Troisième dais qui apparaît dans le lointain, avec aussi son bourrelet noir. Il est surmonté, celui-là, d'un cerisier en fleurs, chaque rameau tout neigeux de frais pétales blancs; un cerisier si bien imité qu'il apporte presque une impression de printemps frileux au milieu de ce tiède automne. C'est du reste le dais le plus riche, et aussi le plus suivi: derrière, cheminent une centaine d'enfants, mouskos[8] ou mousmés, qui viennent sans doute de s'échapper de l'école, car ils ont encore sur le dos leur carton et leurs livres... Oh! mais qu'est-ce qu'il y a là-dessous, quels étranges petits êtres?... Des petits guerriers d'autrefois, armés de pied en cap, portant beau et farouche, mais lilliputiens, et paraissant plus comiques encore auprès du solide garçon qui tient à l'épaule la hampe du dais somptueux.

Et un de ces petits personnages, qui ressemble au chat botté, passe entre les rideaux sa tête casquée, pour me faire signe, et encore signe, avec une singulière insistance.—Est-ce possible? Pluie-d'Avril!... Pluie-d'Avril en samouraï à deux sabres! Non, jamais je ne l'avais vue si étonnante et si drôle; une cuirasse, toute une armure, un casque et des cornes; sur le minois, des traits au pinceau pour donner l'air terrible qu'ont les guerriers des vieilles images, et, par je ne sais quel procédé spécial, des sourcils remontés jusqu'au milieu du front. Auprès d'elle, son amie Matsuko, en samouraï également, la figure aussi peinturlurée dans le genre féroce, et les sourcils changés de place. Et puis trois ou quatre nobles douairières, dans les douze ou treize ans, fort blasonnées, avec des robes à traîne.

Cette fois, je fais cortège, bien entendu.

A certain carrefour, le mieux fréquenté de la ville, une estrade était dressée, sur laquelle tous ces petits guignols exquis prennent place avec dignité.

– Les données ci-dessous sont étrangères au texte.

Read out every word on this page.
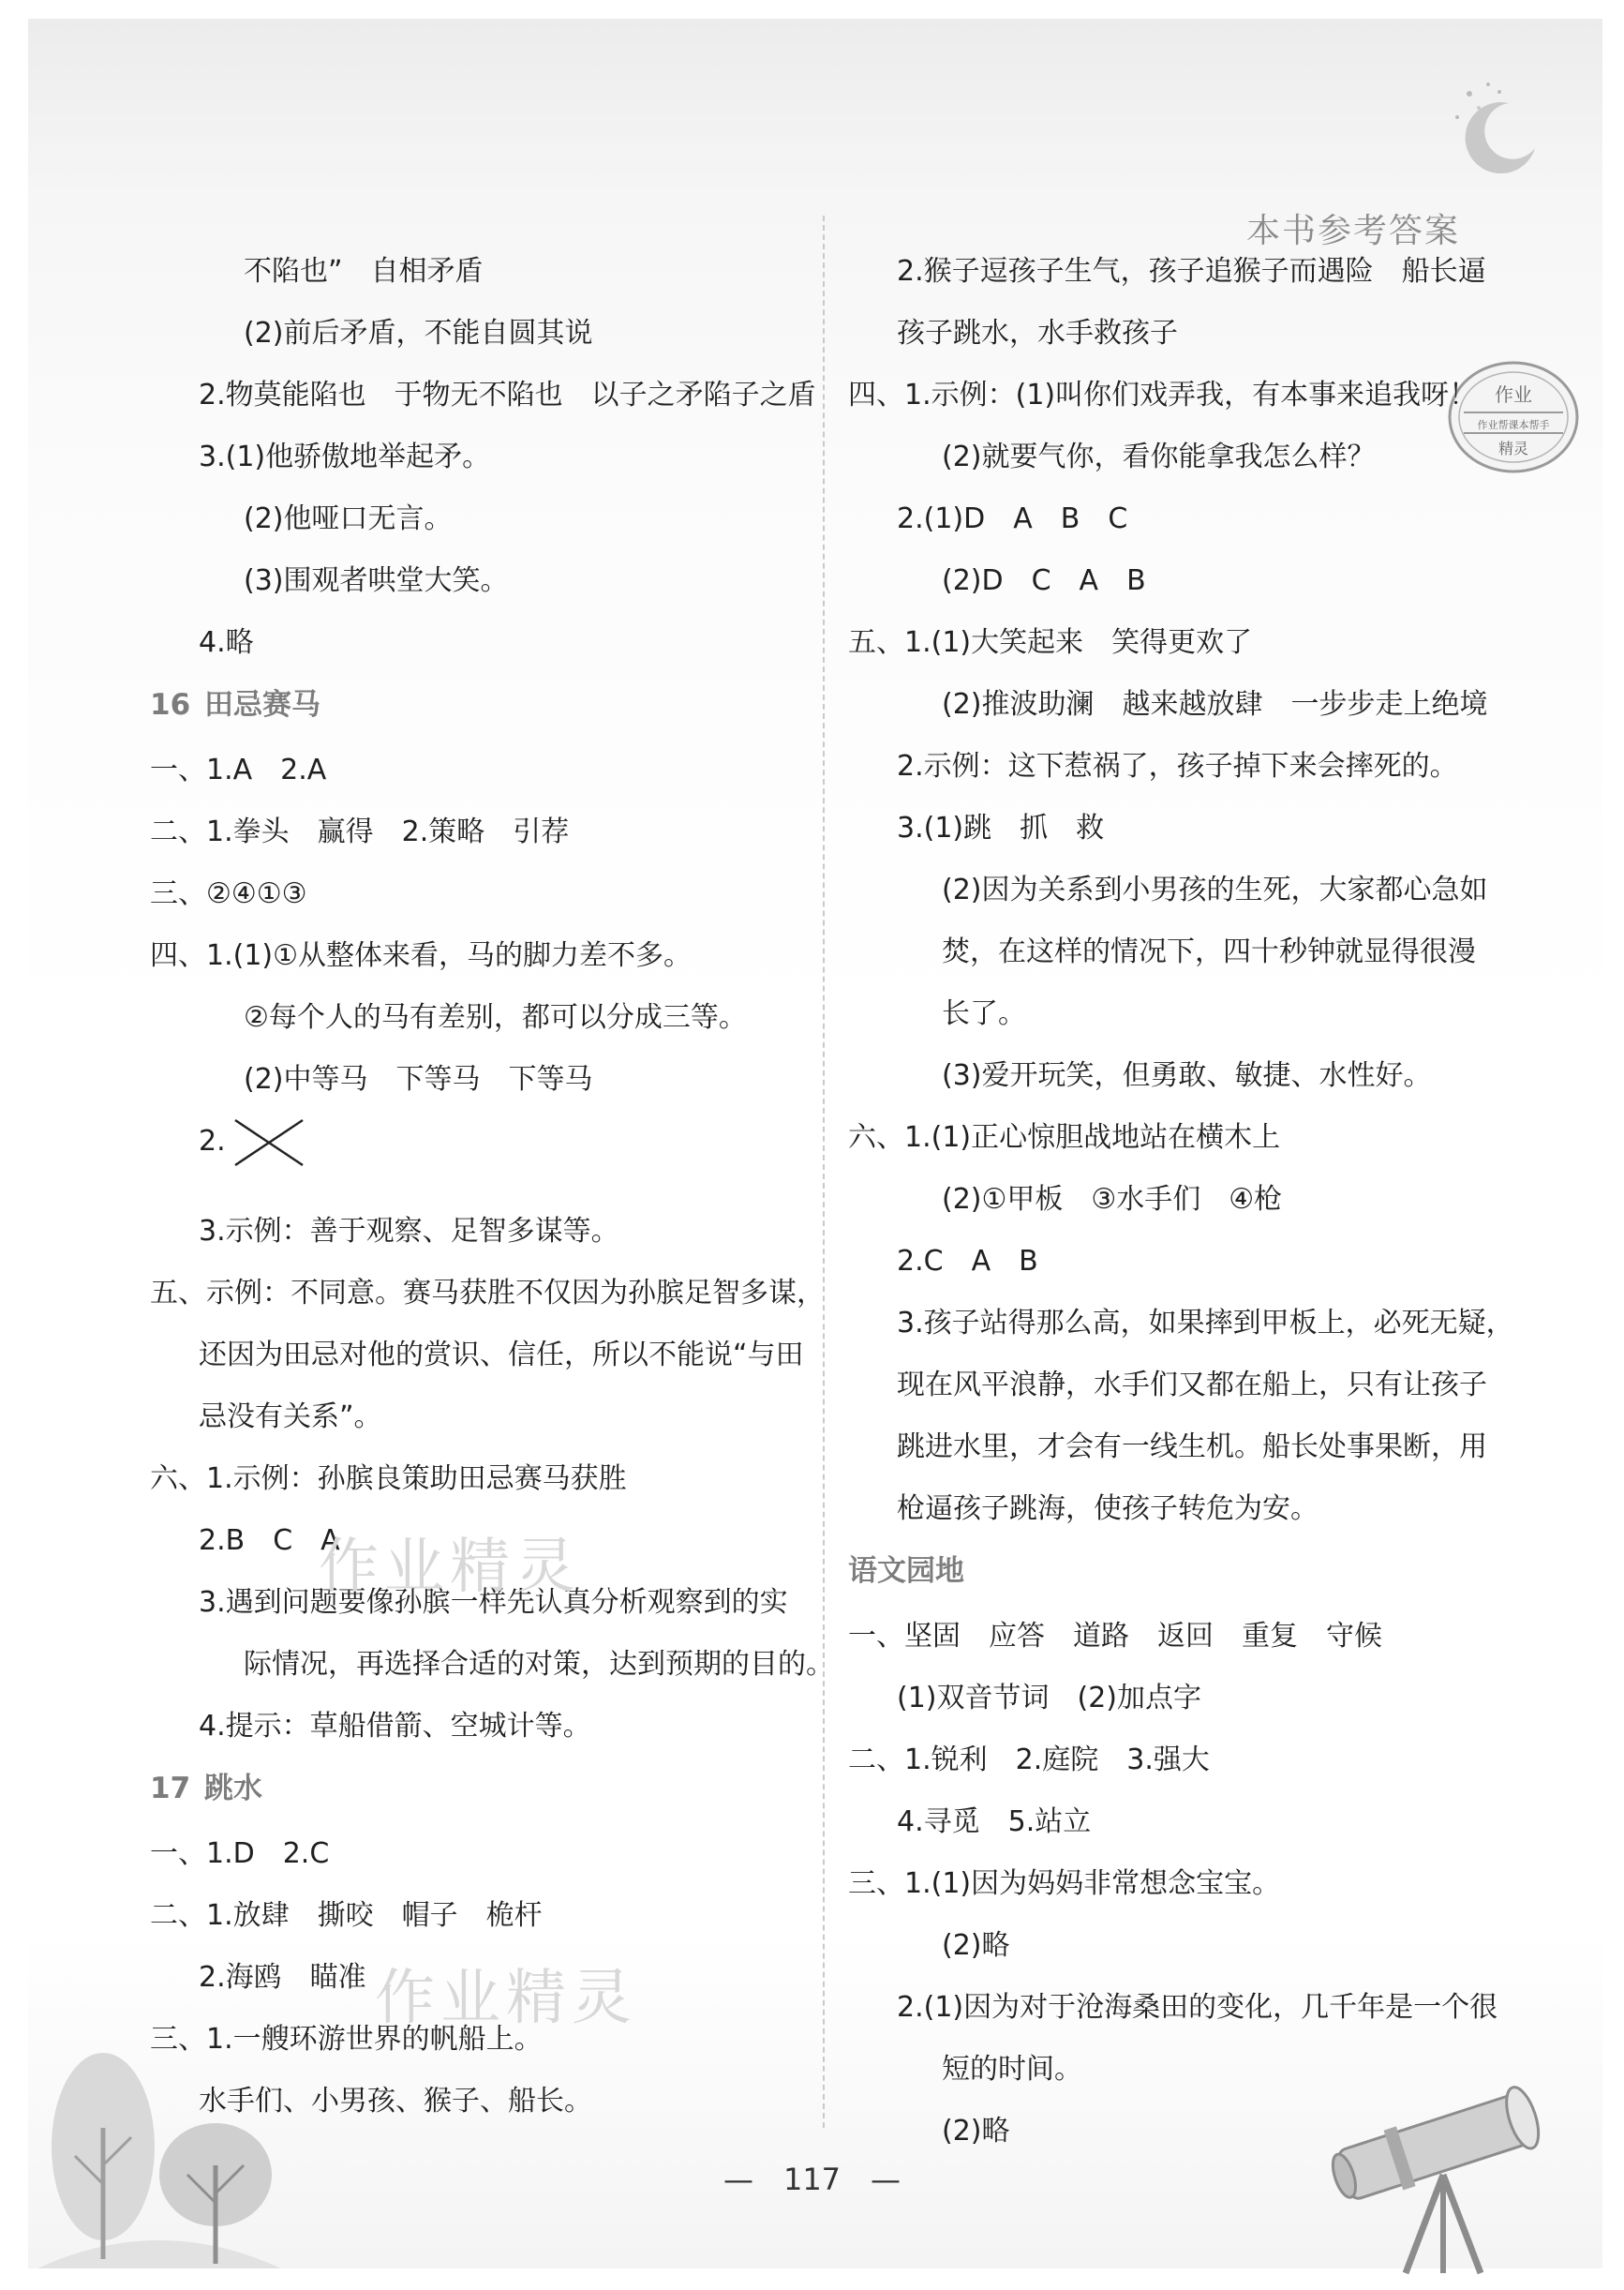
本书参考答案
作业
作业帮课本帮手
精灵
不陷也”　自相矛盾
(2)前后矛盾，不能自圆其说
2.物莫能陷也　于物无不陷也　以子之矛陷子之盾
3.(1)他骄傲地举起矛。
(2)他哑口无言。
(3)围观者哄堂大笑。
4.略
16 田忌赛马
一、1.A　2.A
二、1.拳头　赢得　2.策略　引荐
三、②④①③
四、1.(1)①从整体来看，马的脚力差不多。
②每个人的马有差别，都可以分成三等。
(2)中等马　下等马　下等马
2.
3.示例：善于观察、足智多谋等。
五、示例：不同意。赛马获胜不仅因为孙膑足智多谋，
还因为田忌对他的赏识、信任，所以不能说“与田
忌没有关系”。
六、1.示例：孙膑良策助田忌赛马获胜
2.B　C　A
3.遇到问题要像孙膑一样先认真分析观察到的实
际情况，再选择合适的对策，达到预期的目的。
4.提示：草船借箭、空城计等。
17 跳水
一、1.D　2.C
二、1.放肆　撕咬　帽子　桅杆
2.海鸥　瞄准
三、1.一艘环游世界的帆船上。
水手们、小男孩、猴子、船长。
2.猴子逗孩子生气，孩子追猴子而遇险　船长逼
孩子跳水，水手救孩子
四、1.示例：(1)叫你们戏弄我，有本事来追我呀！
(2)就要气你，看你能拿我怎么样？
2.(1)D　A　B　C
(2)D　C　A　B
五、1.(1)大笑起来　笑得更欢了
(2)推波助澜　越来越放肆　一步步走上绝境
2.示例：这下惹祸了，孩子掉下来会摔死的。
3.(1)跳　抓　救
(2)因为关系到小男孩的生死，大家都心急如
焚，在这样的情况下，四十秒钟就显得很漫
长了。
(3)爱开玩笑，但勇敢、敏捷、水性好。
六、1.(1)正心惊胆战地站在横木上
(2)①甲板　③水手们　④枪
2.C　A　B
3.孩子站得那么高，如果摔到甲板上，必死无疑，
现在风平浪静，水手们又都在船上，只有让孩子
跳进水里，才会有一线生机。船长处事果断，用
枪逼孩子跳海，使孩子转危为安。
语文园地
一、坚固　应答　道路　返回　重复　守候
(1)双音节词　(2)加点字
二、1.锐利　2.庭院　3.强大
4.寻觅　5.站立
三、1.(1)因为妈妈非常想念宝宝。
(2)略
2.(1)因为对于沧海桑田的变化，几千年是一个很
短的时间。
(2)略
作业精灵
作业精灵
—　117　—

Alors commence une scène historique de haute allure. Pluie-d'Avril, qui a le premier rôle et brandit son sabre en beaux gestes du tragédie, déclame tout le temps sur sa plus grosse voix de moumoutte en colère. Une voix qu'elle tire on ne sait comment du fond de son gosier menu. Une voix qui, parfois, tourne, se dérobe en son de petite flûte, en fausset de petit enfant,—et c'est alors qu'elle est le plus adorablement impayable, ma sérieuse tragédienne.